Manque de transparence, partialité,… L'Inspection générale de la police nationale (IGPN) est régulièrement mise en cause, ces derniers temps, lors des manifestations dénonçant les violences commises par certains fonctionnaires. Comment se déroule une audition par l'IGPN ? Un policier entendu a accepté de témoigner.

Des manifestants mettent un genou à terre face à la police lors d'une manifestation contre le racisme et les violences policières à Rouen.
Des manifestants mettent un genou à terre face à la police lors d'une manifestation contre le racisme et les violences policières à Rouen. © Radio France / Théophile Pedrola

Lorsqu'il a reçu sa convocation par l'IGPN, Eric* a dû faire un sérieux travail de mémoire : le courrier lui apprend que les faits qui lui sont reprochés remontent à huit mois, une manifestation comme d'autres, son maintien de l'ordre et ses habituelles interpellations. Sauf que, cette-fois, le policier est accusé de coups par un homme qui a porté plainte. Le fonctionnaire découvre dans sa convocation qu'il fait donc l'objet d'une enquête judiciaire. Tout comme trois de ses collègues, intervenus au même moment. "J'ai donc relu mon PV pour savoir ce qui s'était passé exactement, et pour me remettre à jour sur les faits et le déroulé exact. En huit mois, on a interpellé à plusieurs reprises, et nous n'avons donc pas forcément tout en tête."

Puis vient le jour de la convocation, dans les locaux de la "police des polices" : "On arrive à l'IGPN désarmé, ce qui est somme toute logique. On attend dans une salle, où on se demande ce qui va se passer. Puis, on monte dans les étages pour être entendu". Interrogé dans le cadre d'une audition libre, le policier se voit notifier ses droits, dont celui de partir s'il le souhaite.

"Le plus de détails possible"

L'interrogatoire est poussé : "On comprend pourquoi on les appelle 'les bœufs-carottes', parce qu'on est vraiment cuisinés", se souvient Eric. "On est d'abord questionné sur le déroulé de l'interpellation, dès le départ : pourquoi on est engagé [sur l'intervention, ndlr], avec qui on est engagé, est ce qu'on se souvient de différentes informations… Ensuite, nous revenons sur les faits, on explique comment s'est déroulée l'interpellation, les différentes techniques qu'on a pu utiliser, si l'individu a été menotté, debout, au sol… Tout le déroulé, avec le plus de détails possible."

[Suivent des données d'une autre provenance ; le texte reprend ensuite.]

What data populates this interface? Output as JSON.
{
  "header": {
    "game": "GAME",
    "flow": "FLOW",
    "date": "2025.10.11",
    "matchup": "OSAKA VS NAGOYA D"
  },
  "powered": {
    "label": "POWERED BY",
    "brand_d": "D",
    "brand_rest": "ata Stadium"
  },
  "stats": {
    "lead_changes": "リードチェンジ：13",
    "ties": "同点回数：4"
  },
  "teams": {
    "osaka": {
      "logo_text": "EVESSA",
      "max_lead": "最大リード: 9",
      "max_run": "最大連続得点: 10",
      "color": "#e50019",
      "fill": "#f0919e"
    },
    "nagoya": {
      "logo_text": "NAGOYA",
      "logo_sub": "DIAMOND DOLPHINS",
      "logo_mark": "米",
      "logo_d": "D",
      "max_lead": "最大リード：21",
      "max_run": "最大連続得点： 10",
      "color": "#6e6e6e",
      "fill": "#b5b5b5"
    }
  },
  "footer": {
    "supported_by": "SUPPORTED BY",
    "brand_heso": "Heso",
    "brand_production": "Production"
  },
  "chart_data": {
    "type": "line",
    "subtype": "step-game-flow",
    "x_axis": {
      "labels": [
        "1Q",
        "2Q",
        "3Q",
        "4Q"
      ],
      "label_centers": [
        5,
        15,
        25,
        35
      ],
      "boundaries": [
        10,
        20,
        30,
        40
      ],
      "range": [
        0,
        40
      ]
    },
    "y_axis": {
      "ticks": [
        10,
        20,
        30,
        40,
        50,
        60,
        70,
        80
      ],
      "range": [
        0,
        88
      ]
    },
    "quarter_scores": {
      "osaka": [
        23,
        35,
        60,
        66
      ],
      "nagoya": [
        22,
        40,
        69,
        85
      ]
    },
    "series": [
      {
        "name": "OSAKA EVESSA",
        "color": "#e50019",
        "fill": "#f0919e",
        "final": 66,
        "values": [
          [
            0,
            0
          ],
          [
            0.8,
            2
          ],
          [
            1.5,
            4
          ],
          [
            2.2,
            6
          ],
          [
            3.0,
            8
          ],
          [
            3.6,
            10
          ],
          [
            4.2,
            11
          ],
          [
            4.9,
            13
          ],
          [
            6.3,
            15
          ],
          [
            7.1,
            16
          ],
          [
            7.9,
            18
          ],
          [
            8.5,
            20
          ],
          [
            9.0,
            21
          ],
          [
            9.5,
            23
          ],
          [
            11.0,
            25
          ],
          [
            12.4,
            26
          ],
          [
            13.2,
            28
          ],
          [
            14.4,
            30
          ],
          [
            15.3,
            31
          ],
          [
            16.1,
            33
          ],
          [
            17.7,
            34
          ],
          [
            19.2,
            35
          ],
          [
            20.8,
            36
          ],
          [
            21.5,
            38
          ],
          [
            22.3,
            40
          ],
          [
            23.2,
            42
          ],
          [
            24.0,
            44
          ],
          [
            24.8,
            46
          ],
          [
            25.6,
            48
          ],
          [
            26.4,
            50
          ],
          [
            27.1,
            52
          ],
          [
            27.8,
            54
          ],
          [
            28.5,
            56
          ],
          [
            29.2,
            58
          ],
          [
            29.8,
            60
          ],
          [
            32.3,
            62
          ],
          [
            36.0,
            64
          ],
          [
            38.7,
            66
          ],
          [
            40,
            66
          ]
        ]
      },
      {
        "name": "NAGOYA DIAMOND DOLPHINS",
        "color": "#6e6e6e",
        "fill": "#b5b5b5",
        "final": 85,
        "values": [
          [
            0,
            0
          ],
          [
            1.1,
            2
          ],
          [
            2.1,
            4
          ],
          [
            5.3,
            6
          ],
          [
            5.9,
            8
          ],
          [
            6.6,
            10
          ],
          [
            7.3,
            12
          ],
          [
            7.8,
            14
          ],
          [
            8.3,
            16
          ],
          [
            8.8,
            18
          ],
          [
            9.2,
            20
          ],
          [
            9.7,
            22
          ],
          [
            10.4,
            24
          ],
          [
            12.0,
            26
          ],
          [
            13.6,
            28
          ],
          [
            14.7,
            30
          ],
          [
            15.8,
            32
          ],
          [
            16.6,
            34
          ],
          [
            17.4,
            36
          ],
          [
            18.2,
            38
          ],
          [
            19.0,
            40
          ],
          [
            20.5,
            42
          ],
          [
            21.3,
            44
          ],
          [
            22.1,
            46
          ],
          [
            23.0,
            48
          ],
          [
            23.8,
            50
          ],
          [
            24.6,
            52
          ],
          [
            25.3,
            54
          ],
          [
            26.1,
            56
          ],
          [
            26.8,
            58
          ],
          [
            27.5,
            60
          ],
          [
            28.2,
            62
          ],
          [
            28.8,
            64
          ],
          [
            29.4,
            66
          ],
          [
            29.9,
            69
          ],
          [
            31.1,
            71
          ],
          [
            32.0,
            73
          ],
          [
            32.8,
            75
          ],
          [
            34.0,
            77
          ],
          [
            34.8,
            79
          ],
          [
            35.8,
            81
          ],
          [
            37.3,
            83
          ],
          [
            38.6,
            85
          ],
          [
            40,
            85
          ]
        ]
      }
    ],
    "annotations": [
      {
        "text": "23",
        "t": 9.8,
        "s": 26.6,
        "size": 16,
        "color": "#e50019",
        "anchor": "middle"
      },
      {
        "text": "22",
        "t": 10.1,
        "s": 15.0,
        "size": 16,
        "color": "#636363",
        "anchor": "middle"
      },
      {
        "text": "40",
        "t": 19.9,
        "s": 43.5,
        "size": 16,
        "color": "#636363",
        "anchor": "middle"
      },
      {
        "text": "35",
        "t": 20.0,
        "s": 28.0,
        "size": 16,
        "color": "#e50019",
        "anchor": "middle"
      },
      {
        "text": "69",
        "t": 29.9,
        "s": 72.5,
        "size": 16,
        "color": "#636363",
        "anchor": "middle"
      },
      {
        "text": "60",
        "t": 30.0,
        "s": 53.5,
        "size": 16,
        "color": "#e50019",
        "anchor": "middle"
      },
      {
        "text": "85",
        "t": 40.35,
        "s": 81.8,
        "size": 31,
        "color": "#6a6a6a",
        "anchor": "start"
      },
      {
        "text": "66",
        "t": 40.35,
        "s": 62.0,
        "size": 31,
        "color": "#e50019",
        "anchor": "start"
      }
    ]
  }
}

C'est uniquement une fois ce récit passé que le policier mis en cause apprend en détail ce qui lui est reproché et est invité à y apporter son explication. "Il me demande si je me reconnais dans les individus qui sont décrits par la personne. En l'occurrence, oui. Et ensuite, ils me demandent si j'ai des choses à ajouter quant au déroulé, quant à ce qui s'est passé, quant au fait que l'individu m'accuse de plusieurs actes violents, illégitimes". De son propre aveu, le fonctionnaire sort de cet interrogatoire détaillé "plutôt pas confiant", même si, dit-il, "je sais que je n'avais rien fait". 

Confrontation

Deux mois plus tard, Eric reçoit une nouvelle convocation dans les locaux de l'IGPN, pour être confronté à l'homme qui l'accuse. "Comme toute confrontation, nous n'avons pas le droit d'échanger avec lui, on nous demande de pas le regarder non plus. Du coup, chacun explique ce qui s'est passé". Le plaignant est accompagné d'un avocat. Pas les quatre fonctionnaires, qui estiment avoir été "carrés dans l'interpellation et sur les faits" et avoir fait les choses "dans les règles".

Les mois suivants se passent "sans nouvelle". Eric apprendra plus tard que, en parallèle, des vidéos sont exploitées, et ses déclarations comparées à celles de ses trois collègues également mis en cause lors de la même intervention : "Les vidéos montraient que ce qu'on avait raconté à l'IGPN était tout à fait tout à fait vrai, et que nous n'avions rien à nous reprocher sur l'interpellation de l'individu."

"Le magistrat ne poursuit pas"

Le fonctionnaire attendra encore six mois avant d'être mis au courant du dénouement de son dossier, et apprendre que les poursuites à son encontre sont levées : "J'apprends que le magistrat ne poursuit pas, parce que, au vu de l'enquête IGPN, on a rien à me reprocher". Rappelons que c'est, effectivement, le parquet qui décide de la suite à donner à la plainte, et non l'IGPN. 

Le dossier est donc clos, un an et demi après les prétendus faits de violence.